In a year of “unparalleled economic and healthcare shocks,” Informa’s Global Pharma Insights says the pharmaceutical industry is still healthy even as “COVID-19’s implications for pharma growth, revenues and the supply chain are still emerging.”
CPhI’s Pharma Industry Rankings & Annual Industry Report 2020 shows how pharmaceutical executives from across the globe assess the state of the industry, ranking the major pharma markets on a range of indicators including growth potential and innovation.
The overall industry index, which is a compilation of the scores across each market, fell for the first time in four years. The index reflects the accumulated scores in five main areas: growth, API manufacturing, finished dose manufacturing, competitiveness, and knowledge of professionals.
While the report doesn’t specifically explain the decline in the overall index, it’s apparent that China’s sharp decline in several categories was a key factor.
“It is China,” the report says, “That has suffered the biggest score decrease of 5.80%, which sees them fall down the rankings into 10th place.” China’s role and its lack of transparency in the early months of the pandemic “has negatively impacted the Chinese pharma market’s reputation in nearly all major sub-sectors,” notes the report, reflecting the views of the survey’s 550 respondents.
However, the report predicts that the effects will be short term. “China’s fundamentals remain too strong. We expect a dramatic bounce for China in 2021.”
Despite the decline of 7 of the 10 countries detailed in the rankings, the report says “many of the leading pharma economies have scored strongly in knowledge and pharmaceutical quality statistics and much of the fall on 2019 results reflects reduced confidence in growth rather than quality.”

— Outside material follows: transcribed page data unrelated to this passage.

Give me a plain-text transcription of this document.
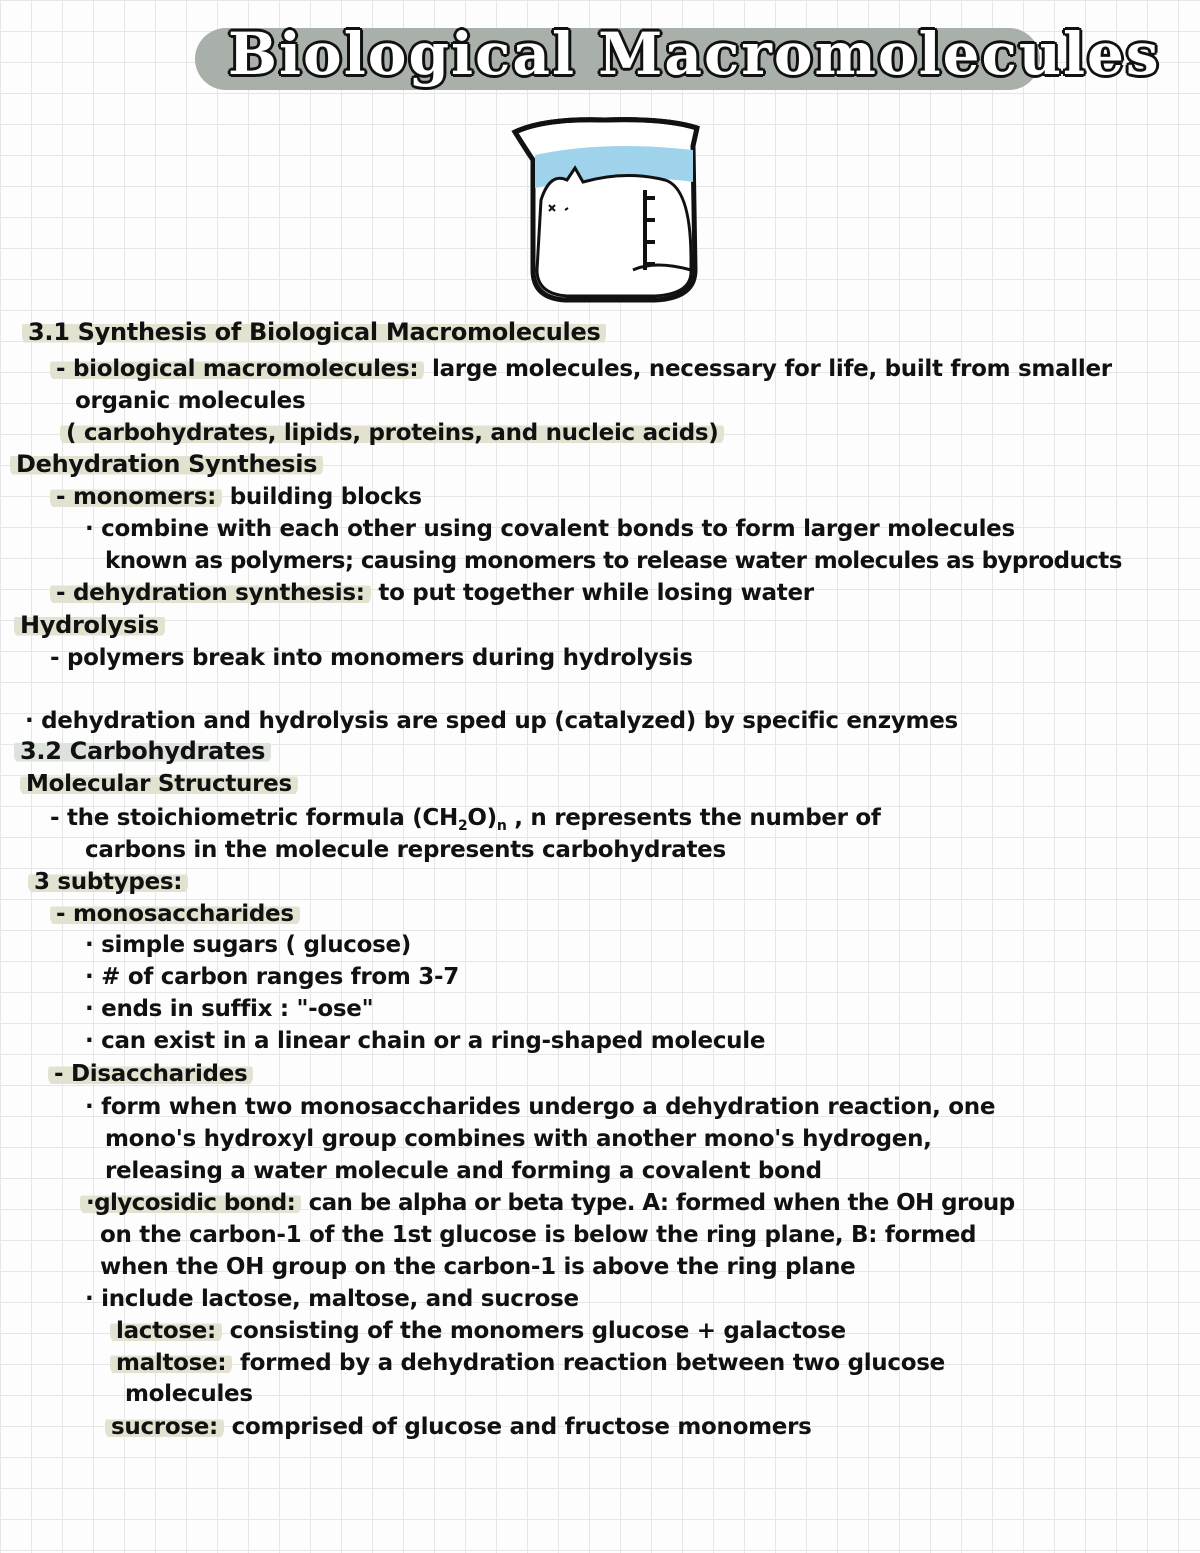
Biological Macromolecules
3.1 Synthesis of Biological Macromolecules
- biological macromolecules: large molecules, necessary for life, built from smaller
organic molecules
( carbohydrates, lipids, proteins, and nucleic acids)
Dehydration Synthesis
- monomers: building blocks
· combine with each other using covalent bonds to form larger molecules
known as polymers; causing monomers to release water molecules as byproducts
- dehydration synthesis: to put together while losing water
Hydrolysis
- polymers break into monomers during hydrolysis
· dehydration and hydrolysis are sped up (catalyzed) by specific enzymes
3.2 Carbohydrates
Molecular Structures
- the stoichiometric formula $(CH_2O)_n$ , n represents the number of
carbons in the molecule represents carbohydrates
3 subtypes:
- monosaccharides
· simple sugars ( glucose)
· # of carbon ranges from 3-7
· ends in suffix : "-ose"
· can exist in a linear chain or a ring-shaped molecule
- Disaccharides
· form when two monosaccharides undergo a dehydration reaction, one
mono's hydroxyl group combines with another mono's hydrogen,
releasing a water molecule and forming a covalent bond
·glycosidic bond: can be alpha or beta type. A: formed when the OH group
on the carbon-1 of the 1st glucose is below the ring plane, B: formed
when the OH group on the carbon-1 is above the ring plane
· include lactose, maltose, and sucrose
lactose: consisting of the monomers glucose + galactose
maltose: formed by a dehydration reaction between two glucose
molecules
sucrose: comprised of glucose and fructose monomers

The United States fared well, coming out on top in the CPhI Pharma Index with a score of 7.41. Japan and Germany followed in 2nd and 3rd place. In terms of market growth potential, India was the big winner, coming out on top in rankings for the category for the first time. The country, like China, has long benefited from the outsourcing of high-volume production. This year, as Big Pharma and smaller firms sought to de-risk their global supply chain, India became the primary beneficiary of this rebalancing.